Once you have stopped the car and parked it safely off the road, it

is best not to drive on because your forward vision is impaired. You are also sitting behind a frame full of broken glass that could easily fall in and cause injury.

Driving on

If it is essential to drive on, you will have to remove the screen. First block off the demister vents with a cloth or crumpled newspaper. Then place sheets of newspaper inside the car as well as on the bonnet to catch the remains of the glass. Knock the screen outwards using a protected hand, or an available implement.

If it is not essential that you continue your journey immediately, find the nearest telephone and ring a windscreen replacement service, or the nearest garage. In most comprehensive motor insurance policies, the no-claims bonus is unaffected by claims for windscreen replacement.

Screenless driving

If you have no alternative, you can drive without a windscreen. Make absolutely sure that you've removed all the glass from around the opening and wear some form of eye protection if you have any. Keep all the windows shut.

Although it will be like sitting in a gale at first, you will probably find that at a certain speed the air pressure which builds up inside the car will balance the pressure of the air trying to rush in and the ride will become more comfortable.

Buy a temporary screen as soon as possible — most service stations stock them in a range of sizes to suit most cars.

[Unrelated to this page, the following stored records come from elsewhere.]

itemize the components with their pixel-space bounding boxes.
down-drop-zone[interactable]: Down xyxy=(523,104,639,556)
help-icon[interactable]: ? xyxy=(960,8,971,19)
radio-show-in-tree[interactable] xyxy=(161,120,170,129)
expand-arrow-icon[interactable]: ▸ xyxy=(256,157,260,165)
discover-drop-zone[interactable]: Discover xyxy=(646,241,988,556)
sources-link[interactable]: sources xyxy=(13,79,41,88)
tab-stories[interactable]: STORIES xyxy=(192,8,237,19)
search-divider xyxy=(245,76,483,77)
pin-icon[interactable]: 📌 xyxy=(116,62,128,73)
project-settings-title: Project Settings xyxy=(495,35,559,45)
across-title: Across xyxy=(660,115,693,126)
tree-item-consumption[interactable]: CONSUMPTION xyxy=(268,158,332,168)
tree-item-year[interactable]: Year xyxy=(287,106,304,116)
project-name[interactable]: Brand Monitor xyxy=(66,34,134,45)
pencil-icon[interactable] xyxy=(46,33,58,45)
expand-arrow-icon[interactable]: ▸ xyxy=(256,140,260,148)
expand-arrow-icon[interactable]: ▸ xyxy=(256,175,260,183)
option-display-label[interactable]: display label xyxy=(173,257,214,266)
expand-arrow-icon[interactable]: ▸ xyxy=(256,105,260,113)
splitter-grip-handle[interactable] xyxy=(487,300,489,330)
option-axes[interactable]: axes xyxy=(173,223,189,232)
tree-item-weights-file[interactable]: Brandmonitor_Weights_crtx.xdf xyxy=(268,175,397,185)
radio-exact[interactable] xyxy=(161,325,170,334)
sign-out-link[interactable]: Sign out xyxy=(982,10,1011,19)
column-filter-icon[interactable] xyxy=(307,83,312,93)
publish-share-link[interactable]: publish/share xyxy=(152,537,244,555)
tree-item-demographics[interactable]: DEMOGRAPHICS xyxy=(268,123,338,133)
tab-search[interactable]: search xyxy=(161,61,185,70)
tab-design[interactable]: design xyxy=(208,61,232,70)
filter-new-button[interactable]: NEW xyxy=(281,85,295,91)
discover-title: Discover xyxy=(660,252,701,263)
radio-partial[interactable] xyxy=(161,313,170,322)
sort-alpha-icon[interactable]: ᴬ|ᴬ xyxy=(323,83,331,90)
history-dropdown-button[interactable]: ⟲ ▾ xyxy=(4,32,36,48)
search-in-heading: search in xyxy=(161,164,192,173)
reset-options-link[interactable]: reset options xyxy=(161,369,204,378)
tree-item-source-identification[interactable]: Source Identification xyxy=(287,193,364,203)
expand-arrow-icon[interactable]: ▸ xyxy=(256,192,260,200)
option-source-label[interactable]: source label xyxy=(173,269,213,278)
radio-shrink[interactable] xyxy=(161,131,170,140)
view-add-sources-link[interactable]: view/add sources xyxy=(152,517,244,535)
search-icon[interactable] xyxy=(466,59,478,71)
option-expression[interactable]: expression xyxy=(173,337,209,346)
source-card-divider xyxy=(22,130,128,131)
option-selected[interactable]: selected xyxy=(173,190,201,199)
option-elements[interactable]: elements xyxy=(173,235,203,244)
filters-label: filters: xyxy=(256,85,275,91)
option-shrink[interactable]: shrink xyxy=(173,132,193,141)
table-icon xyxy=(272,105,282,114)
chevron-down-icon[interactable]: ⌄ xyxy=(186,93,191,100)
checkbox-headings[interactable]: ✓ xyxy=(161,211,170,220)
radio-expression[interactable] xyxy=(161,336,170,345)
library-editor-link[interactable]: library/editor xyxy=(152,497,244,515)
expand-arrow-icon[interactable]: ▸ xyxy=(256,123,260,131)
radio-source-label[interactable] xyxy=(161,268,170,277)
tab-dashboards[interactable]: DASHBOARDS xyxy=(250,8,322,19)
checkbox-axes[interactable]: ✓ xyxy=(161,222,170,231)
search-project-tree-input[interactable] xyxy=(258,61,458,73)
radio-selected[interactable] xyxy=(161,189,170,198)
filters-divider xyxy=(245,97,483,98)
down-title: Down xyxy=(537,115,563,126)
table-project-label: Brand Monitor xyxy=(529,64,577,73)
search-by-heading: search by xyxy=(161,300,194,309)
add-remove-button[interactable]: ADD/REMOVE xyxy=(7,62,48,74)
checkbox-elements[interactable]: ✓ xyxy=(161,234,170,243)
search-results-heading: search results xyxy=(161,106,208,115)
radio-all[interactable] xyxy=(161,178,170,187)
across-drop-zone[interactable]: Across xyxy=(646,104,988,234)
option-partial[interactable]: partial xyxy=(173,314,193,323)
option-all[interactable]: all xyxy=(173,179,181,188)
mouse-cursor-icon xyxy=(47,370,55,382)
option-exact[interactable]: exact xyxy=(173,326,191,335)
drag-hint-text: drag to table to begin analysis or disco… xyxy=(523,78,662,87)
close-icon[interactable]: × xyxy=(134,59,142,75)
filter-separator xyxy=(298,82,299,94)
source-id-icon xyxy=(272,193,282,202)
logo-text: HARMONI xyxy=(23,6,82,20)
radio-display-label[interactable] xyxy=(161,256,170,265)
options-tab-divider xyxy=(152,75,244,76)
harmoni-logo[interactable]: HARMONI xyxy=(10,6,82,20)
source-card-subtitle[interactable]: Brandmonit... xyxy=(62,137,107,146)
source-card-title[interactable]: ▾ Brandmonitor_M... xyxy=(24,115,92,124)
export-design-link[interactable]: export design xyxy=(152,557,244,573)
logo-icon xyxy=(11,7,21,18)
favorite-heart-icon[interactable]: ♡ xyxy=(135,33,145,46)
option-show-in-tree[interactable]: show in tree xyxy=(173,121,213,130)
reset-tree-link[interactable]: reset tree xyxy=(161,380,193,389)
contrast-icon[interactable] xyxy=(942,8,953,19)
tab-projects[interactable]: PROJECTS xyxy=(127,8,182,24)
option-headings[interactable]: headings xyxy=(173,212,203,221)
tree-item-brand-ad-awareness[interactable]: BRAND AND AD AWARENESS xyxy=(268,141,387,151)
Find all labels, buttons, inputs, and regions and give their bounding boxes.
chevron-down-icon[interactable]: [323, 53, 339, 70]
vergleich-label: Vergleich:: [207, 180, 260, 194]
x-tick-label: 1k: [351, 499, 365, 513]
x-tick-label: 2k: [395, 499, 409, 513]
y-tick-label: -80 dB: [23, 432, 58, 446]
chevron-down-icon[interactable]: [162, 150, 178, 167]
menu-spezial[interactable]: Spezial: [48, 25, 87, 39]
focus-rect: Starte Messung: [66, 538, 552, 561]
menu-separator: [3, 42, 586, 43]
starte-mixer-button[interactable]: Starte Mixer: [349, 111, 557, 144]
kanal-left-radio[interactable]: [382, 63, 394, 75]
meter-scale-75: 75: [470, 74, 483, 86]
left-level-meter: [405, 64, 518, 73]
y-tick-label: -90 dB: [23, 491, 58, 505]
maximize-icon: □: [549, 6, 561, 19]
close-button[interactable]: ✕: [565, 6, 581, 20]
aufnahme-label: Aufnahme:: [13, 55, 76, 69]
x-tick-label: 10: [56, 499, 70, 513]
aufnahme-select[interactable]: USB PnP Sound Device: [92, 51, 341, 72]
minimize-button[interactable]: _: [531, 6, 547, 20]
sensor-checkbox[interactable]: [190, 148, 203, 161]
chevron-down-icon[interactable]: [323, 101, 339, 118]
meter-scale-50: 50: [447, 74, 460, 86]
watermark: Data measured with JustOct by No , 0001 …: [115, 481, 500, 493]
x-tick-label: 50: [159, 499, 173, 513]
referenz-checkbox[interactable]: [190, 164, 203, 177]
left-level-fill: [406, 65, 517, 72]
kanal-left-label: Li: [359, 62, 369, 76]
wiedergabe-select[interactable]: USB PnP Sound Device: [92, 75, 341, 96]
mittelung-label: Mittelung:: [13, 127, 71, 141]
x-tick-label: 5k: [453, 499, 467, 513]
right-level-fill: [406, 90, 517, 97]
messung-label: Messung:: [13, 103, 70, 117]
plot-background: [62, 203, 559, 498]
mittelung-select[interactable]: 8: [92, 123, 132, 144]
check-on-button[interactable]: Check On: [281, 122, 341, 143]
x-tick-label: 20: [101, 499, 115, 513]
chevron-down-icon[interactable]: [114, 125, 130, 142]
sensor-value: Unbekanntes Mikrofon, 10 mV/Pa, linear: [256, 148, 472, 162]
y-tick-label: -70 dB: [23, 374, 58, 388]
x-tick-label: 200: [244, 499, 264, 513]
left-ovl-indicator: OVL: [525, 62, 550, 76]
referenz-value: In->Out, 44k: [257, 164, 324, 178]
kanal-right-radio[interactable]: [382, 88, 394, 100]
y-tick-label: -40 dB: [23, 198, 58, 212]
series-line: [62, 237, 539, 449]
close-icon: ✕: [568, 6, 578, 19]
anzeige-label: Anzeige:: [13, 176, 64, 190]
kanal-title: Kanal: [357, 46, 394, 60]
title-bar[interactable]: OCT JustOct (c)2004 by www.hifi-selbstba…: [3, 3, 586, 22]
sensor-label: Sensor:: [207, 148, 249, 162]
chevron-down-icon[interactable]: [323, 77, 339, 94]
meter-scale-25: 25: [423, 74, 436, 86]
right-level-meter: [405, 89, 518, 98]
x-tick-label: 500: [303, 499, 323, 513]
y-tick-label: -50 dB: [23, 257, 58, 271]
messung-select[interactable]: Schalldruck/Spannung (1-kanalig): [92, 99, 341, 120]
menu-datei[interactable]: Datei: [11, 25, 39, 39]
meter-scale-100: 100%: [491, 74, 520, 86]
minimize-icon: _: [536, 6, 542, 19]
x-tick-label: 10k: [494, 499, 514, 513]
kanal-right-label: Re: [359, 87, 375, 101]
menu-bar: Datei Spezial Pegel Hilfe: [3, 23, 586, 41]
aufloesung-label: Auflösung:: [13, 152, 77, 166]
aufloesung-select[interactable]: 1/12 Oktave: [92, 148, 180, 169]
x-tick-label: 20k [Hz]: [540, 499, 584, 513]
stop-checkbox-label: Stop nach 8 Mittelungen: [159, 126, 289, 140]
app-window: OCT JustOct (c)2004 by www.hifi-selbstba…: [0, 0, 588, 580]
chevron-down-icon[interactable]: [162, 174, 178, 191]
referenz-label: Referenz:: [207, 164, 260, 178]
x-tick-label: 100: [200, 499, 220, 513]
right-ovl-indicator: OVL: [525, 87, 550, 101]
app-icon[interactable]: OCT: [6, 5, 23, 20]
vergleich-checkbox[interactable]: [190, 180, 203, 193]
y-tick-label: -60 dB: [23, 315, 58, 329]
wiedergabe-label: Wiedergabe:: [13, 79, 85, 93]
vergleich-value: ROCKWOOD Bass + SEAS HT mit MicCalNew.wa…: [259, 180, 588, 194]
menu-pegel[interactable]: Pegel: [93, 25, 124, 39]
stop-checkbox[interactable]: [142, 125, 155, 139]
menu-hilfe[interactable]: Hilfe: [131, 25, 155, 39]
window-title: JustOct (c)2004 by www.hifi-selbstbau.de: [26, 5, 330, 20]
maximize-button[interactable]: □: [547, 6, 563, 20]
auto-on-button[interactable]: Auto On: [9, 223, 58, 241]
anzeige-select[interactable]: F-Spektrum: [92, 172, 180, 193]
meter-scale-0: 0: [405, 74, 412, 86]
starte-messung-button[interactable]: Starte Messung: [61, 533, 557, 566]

Fitting a temporary windscreen

Remove the pieces of glass that remain attached around the outside of the screen aperture - use gloves if you have any, or us a piece of wood to break them off. Alternatively, dig the broken glass out of the windscreen's rubber surround with a screwdriver.
Having removed all the broken glass, roll out the temporary screen on the bonnet, self-adhesive strip side up. Check that the bodywork around the screen aperture is clean and dry, or it will not be possible to seal the screen at its top and bottom edges.
Lay the screen in place, lifting the windscreen wipers out of the way if necessary. Open the passenger door, centralize the screen and slam the door on it to hold it in place. Peel the backing from the self-adhesive edging strips and stick the screen down.
Fold the wipers back over the screen - this will help to hold it down at the bottom. Open the driver's door, stretch the screen tight and pull it into the car when you get in. Slam the door on it to hold it in place - it may help to double the screen over for extra grip.